Da er sich dann aber gerade bei letzerem dort
auch als Stand-Up-Comedian probierte, entscheid
er sich Schauspielerei zu studieren. Nach mehreren
Aufführungen in Shakespeare-Stücken
wurde er am in Sydney gelegenen NIDA (National
Institute for Dramatic Art) aufgenommen.
Bekannt wurde Bana mit seinen Auftritten
in der australischen Comedy-Serie "Full Frontal"

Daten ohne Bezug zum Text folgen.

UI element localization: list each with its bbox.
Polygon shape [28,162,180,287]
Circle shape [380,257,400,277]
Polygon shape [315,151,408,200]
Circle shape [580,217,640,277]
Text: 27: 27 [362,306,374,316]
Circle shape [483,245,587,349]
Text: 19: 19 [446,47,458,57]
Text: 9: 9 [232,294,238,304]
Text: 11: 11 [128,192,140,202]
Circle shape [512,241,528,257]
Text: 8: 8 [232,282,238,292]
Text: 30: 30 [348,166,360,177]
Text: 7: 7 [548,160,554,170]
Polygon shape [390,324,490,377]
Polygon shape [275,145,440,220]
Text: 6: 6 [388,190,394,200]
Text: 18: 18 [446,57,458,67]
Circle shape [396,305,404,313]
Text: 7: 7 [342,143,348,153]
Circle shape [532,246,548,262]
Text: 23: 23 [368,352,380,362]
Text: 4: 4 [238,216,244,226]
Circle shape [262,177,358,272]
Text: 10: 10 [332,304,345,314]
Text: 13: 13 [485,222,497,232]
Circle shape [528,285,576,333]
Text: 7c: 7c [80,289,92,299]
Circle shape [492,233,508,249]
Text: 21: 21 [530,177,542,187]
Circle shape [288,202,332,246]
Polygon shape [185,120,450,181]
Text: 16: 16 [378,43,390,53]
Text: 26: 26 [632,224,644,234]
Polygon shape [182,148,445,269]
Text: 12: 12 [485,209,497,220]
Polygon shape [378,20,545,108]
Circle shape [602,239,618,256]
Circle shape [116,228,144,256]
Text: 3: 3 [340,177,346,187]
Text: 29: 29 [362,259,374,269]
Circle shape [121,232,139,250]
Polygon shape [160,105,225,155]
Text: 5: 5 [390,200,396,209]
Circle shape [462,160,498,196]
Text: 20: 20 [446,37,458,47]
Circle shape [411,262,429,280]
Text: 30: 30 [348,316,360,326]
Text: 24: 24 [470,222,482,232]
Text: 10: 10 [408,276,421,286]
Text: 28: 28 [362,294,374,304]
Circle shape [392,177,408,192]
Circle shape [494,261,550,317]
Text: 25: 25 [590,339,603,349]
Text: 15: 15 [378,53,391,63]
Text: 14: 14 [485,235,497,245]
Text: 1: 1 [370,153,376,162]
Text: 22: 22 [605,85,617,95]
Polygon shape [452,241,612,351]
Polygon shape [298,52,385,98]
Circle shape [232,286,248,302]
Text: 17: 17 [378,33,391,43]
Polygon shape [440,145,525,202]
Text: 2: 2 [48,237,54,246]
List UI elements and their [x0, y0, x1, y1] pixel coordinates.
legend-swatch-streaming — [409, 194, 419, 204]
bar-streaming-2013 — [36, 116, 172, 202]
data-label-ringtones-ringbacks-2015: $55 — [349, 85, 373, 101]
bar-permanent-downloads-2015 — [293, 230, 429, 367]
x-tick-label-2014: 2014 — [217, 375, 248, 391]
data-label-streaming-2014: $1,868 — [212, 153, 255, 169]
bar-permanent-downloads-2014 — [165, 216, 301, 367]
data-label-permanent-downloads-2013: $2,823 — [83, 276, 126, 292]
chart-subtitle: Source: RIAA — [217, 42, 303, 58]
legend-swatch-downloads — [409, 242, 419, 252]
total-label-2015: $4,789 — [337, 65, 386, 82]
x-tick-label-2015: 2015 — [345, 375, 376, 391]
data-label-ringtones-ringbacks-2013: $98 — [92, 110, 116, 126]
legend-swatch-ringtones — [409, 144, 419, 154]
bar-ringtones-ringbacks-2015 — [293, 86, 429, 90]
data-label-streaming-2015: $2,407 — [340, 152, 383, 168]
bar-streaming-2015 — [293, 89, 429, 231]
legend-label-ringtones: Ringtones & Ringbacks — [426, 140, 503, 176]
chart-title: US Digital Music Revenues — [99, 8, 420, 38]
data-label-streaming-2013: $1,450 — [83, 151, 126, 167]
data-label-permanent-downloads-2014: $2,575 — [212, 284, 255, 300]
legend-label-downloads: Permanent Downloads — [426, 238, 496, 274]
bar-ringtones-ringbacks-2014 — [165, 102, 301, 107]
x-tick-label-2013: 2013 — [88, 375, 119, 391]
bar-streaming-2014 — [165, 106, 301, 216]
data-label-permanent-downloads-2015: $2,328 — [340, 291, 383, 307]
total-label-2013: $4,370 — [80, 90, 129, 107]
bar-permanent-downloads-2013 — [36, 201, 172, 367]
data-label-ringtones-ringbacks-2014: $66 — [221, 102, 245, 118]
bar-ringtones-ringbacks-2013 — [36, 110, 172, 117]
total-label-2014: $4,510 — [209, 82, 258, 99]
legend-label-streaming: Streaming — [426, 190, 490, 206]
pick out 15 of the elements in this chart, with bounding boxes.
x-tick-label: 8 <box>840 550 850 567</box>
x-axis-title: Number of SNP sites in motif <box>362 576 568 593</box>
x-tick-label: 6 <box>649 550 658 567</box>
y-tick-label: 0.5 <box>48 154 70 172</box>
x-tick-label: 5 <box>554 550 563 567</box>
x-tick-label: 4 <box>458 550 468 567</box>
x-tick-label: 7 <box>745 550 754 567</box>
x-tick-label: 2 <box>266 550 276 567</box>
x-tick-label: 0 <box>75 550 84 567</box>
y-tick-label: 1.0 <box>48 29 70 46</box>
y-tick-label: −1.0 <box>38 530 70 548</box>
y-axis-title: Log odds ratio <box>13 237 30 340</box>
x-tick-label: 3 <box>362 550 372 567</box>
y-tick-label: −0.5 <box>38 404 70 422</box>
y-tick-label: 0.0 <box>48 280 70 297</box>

und moderierte nebenher die TV-Show "Eric",
für die er zudem als Drehbuchautor und Co-Produzent
fungierte, was ihm eine eigene Variete-Show ("The
Eric Bana Show live" einbrachte.
Zu seinen bislang größten
Erfolgen zählen Rollen im Antikriegsfilm
"Black Hawk Down", "Findet Nemo"
(Sprechrolle), "Romulus, My Father",
"Hulk" und "München"
(von Steven Spielberg über das Olympia-Attentat
1972). Zudem bekam er auf Empfehlung Brad Pitts
die Figur des "Hektors" in dem Epos
"Troja". Desweiteren war es sogar für
die Rolle des James Bonds im Gespräch, die
letzlich aber Daniel Craig zugesprochen wurde.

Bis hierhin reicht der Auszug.